Three changes I’m making so work supports my long-term goals:
- Quality Over Quantity – I’ll focus on producing fewer, higher-quality posts instead of rushing to publish many pieces each week.
- Know When to Quit – I will set clear work hours and boundaries so the blog doesn’t bleed into every hour of the day.
- Imperfect Is Okay – I’m releasing perfectionism. The food and life I share are often messy but still meaningful; mistakes don’t negate value.
STEPPING BACK TO MOVE FORWARD: IN MY LIFE

A friend shared a quote that has stayed with me: “Don’t doubt in the darkness what God has proven to be true in the light.” The past year has been dark at times — miscarriage, health challenges, and seasons of doubt. Watching others move forward while I felt stalled intensified feelings of loss and uncertainty.
I’ve historically tied identity to what I do rather than who I am. When plans shifted, I chased new identities in college, jobs, and blogging. Recently, health problems even compromised my blogging identity, leaving me questioning purpose. Yet feelings are not facts. My faith reminds me that identity ultimately rests in Christ, not in roles or accomplishments.

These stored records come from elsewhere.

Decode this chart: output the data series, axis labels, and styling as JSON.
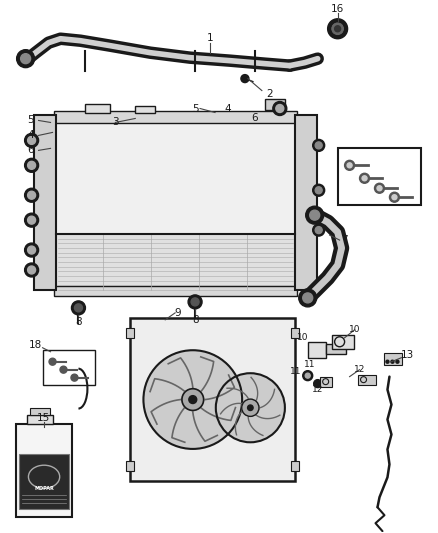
{
  "bg_color": "#ffffff",
  "fig_width": 4.38,
  "fig_height": 5.33,
  "dpi": 100,
  "draw_color": "#1a1a1a",
  "gray1": "#888888",
  "gray2": "#aaaaaa",
  "gray3": "#cccccc",
  "gray4": "#e0e0e0",
  "gray5": "#f0f0f0"
}
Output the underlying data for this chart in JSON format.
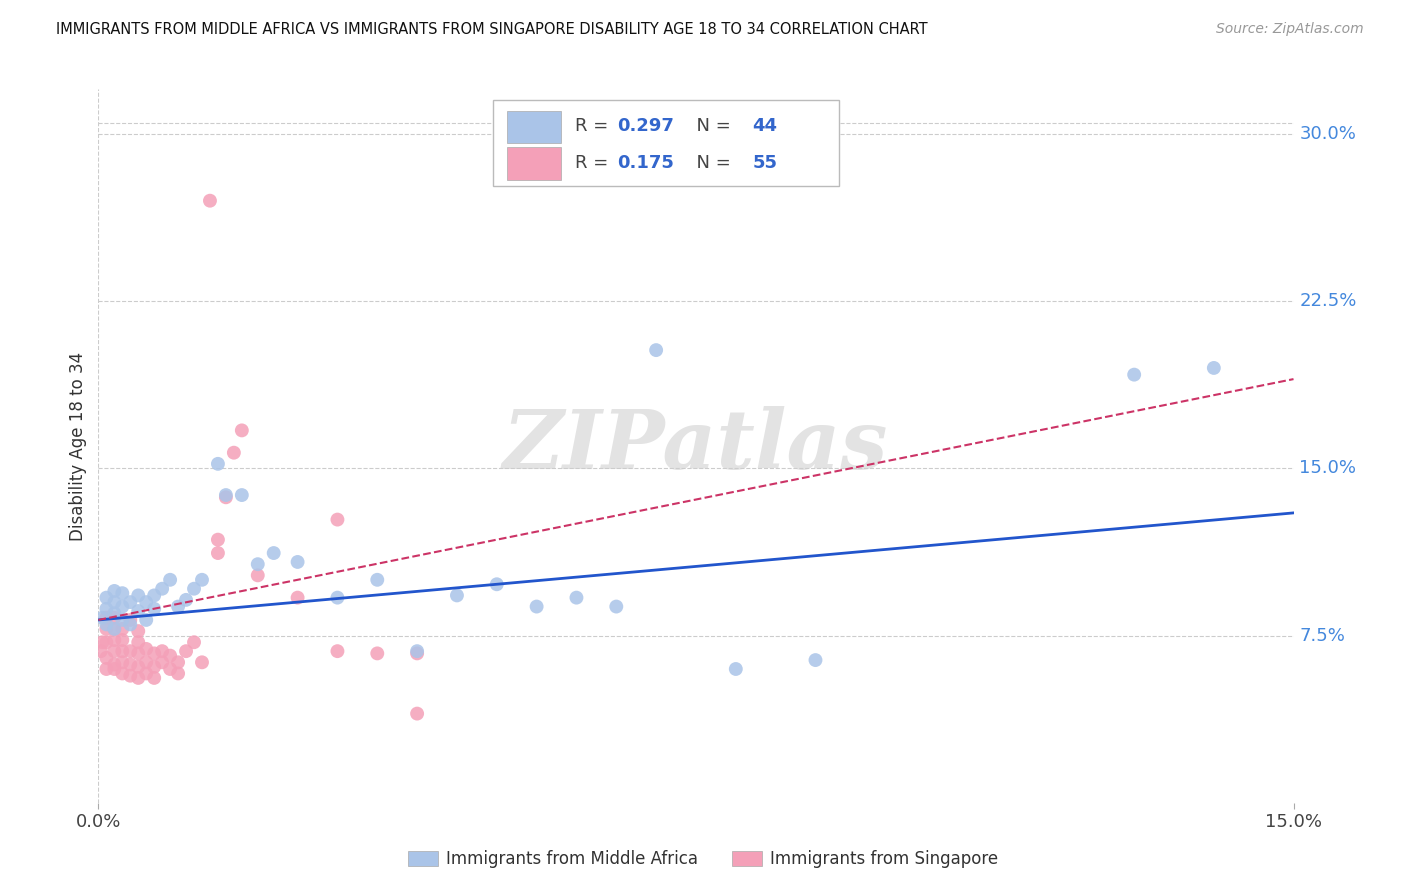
{
  "title": "IMMIGRANTS FROM MIDDLE AFRICA VS IMMIGRANTS FROM SINGAPORE DISABILITY AGE 18 TO 34 CORRELATION CHART",
  "source": "Source: ZipAtlas.com",
  "ylabel": "Disability Age 18 to 34",
  "ytick_labels": [
    "7.5%",
    "15.0%",
    "22.5%",
    "30.0%"
  ],
  "ytick_values": [
    0.075,
    0.15,
    0.225,
    0.3
  ],
  "xlim": [
    0.0,
    0.15
  ],
  "ylim": [
    0.0,
    0.32
  ],
  "blue_color": "#aac4e8",
  "pink_color": "#f4a0b8",
  "blue_line_color": "#2255cc",
  "pink_line_color": "#cc3366",
  "watermark": "ZIPatlas",
  "blue_R": 0.297,
  "blue_N": 44,
  "pink_R": 0.175,
  "pink_N": 55,
  "blue_x": [
    0.0005,
    0.001,
    0.001,
    0.001,
    0.002,
    0.002,
    0.002,
    0.002,
    0.003,
    0.003,
    0.003,
    0.004,
    0.004,
    0.005,
    0.005,
    0.006,
    0.006,
    0.007,
    0.007,
    0.008,
    0.009,
    0.01,
    0.011,
    0.012,
    0.013,
    0.015,
    0.016,
    0.018,
    0.02,
    0.022,
    0.025,
    0.03,
    0.035,
    0.04,
    0.045,
    0.05,
    0.055,
    0.06,
    0.07,
    0.08,
    0.065,
    0.09,
    0.13,
    0.14
  ],
  "blue_y": [
    0.083,
    0.08,
    0.087,
    0.092,
    0.078,
    0.085,
    0.09,
    0.095,
    0.082,
    0.088,
    0.094,
    0.08,
    0.09,
    0.086,
    0.093,
    0.082,
    0.09,
    0.087,
    0.093,
    0.096,
    0.1,
    0.088,
    0.091,
    0.096,
    0.1,
    0.152,
    0.138,
    0.138,
    0.107,
    0.112,
    0.108,
    0.092,
    0.1,
    0.068,
    0.093,
    0.098,
    0.088,
    0.092,
    0.203,
    0.06,
    0.088,
    0.064,
    0.192,
    0.195
  ],
  "pink_x": [
    0.0003,
    0.0005,
    0.001,
    0.001,
    0.001,
    0.001,
    0.001,
    0.002,
    0.002,
    0.002,
    0.002,
    0.002,
    0.002,
    0.003,
    0.003,
    0.003,
    0.003,
    0.003,
    0.004,
    0.004,
    0.004,
    0.004,
    0.005,
    0.005,
    0.005,
    0.005,
    0.005,
    0.006,
    0.006,
    0.006,
    0.007,
    0.007,
    0.007,
    0.008,
    0.008,
    0.009,
    0.009,
    0.01,
    0.01,
    0.011,
    0.012,
    0.013,
    0.015,
    0.015,
    0.016,
    0.017,
    0.018,
    0.02,
    0.025,
    0.03,
    0.03,
    0.035,
    0.04,
    0.04,
    0.014
  ],
  "pink_y": [
    0.068,
    0.072,
    0.065,
    0.072,
    0.078,
    0.083,
    0.06,
    0.062,
    0.068,
    0.073,
    0.078,
    0.083,
    0.06,
    0.058,
    0.063,
    0.068,
    0.073,
    0.078,
    0.057,
    0.062,
    0.068,
    0.082,
    0.056,
    0.061,
    0.067,
    0.072,
    0.077,
    0.058,
    0.063,
    0.069,
    0.056,
    0.061,
    0.067,
    0.063,
    0.068,
    0.06,
    0.066,
    0.058,
    0.063,
    0.068,
    0.072,
    0.063,
    0.112,
    0.118,
    0.137,
    0.157,
    0.167,
    0.102,
    0.092,
    0.068,
    0.127,
    0.067,
    0.04,
    0.067,
    0.27
  ],
  "blue_trend_x": [
    0.0,
    0.15
  ],
  "blue_trend_y": [
    0.082,
    0.13
  ],
  "pink_trend_x": [
    0.0,
    0.15
  ],
  "pink_trend_y": [
    0.082,
    0.19
  ]
}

Several frightening health episodes this week forced reflection on life’s brevity and the value of each day. Rather than sink into self-pity, I can choose gratitude and trust that this chapter is not the end of my story.
Three ways I’m stepping back to move forward in life and faith:
- Practice Patience – I’m learning to wait on God’s timing instead of forcing my own plans and outcomes.
- Be Aware, Don’t Compare – I’ll reduce social media time and invest in real conversations and relationships to stay connected without comparing my journey to others.
- Remember Who You Are – I’m reclaiming my identity as a child of God, which frees me to live purposefully regardless of titles or tasks.
Stepping back isn’t surrendering to defeat; it’s a deliberate act of self-care and realignment. Though this week has been physically and emotionally hard, I believe stepping back will lead to improved health, more sustainable work, and a richer, more faithful life.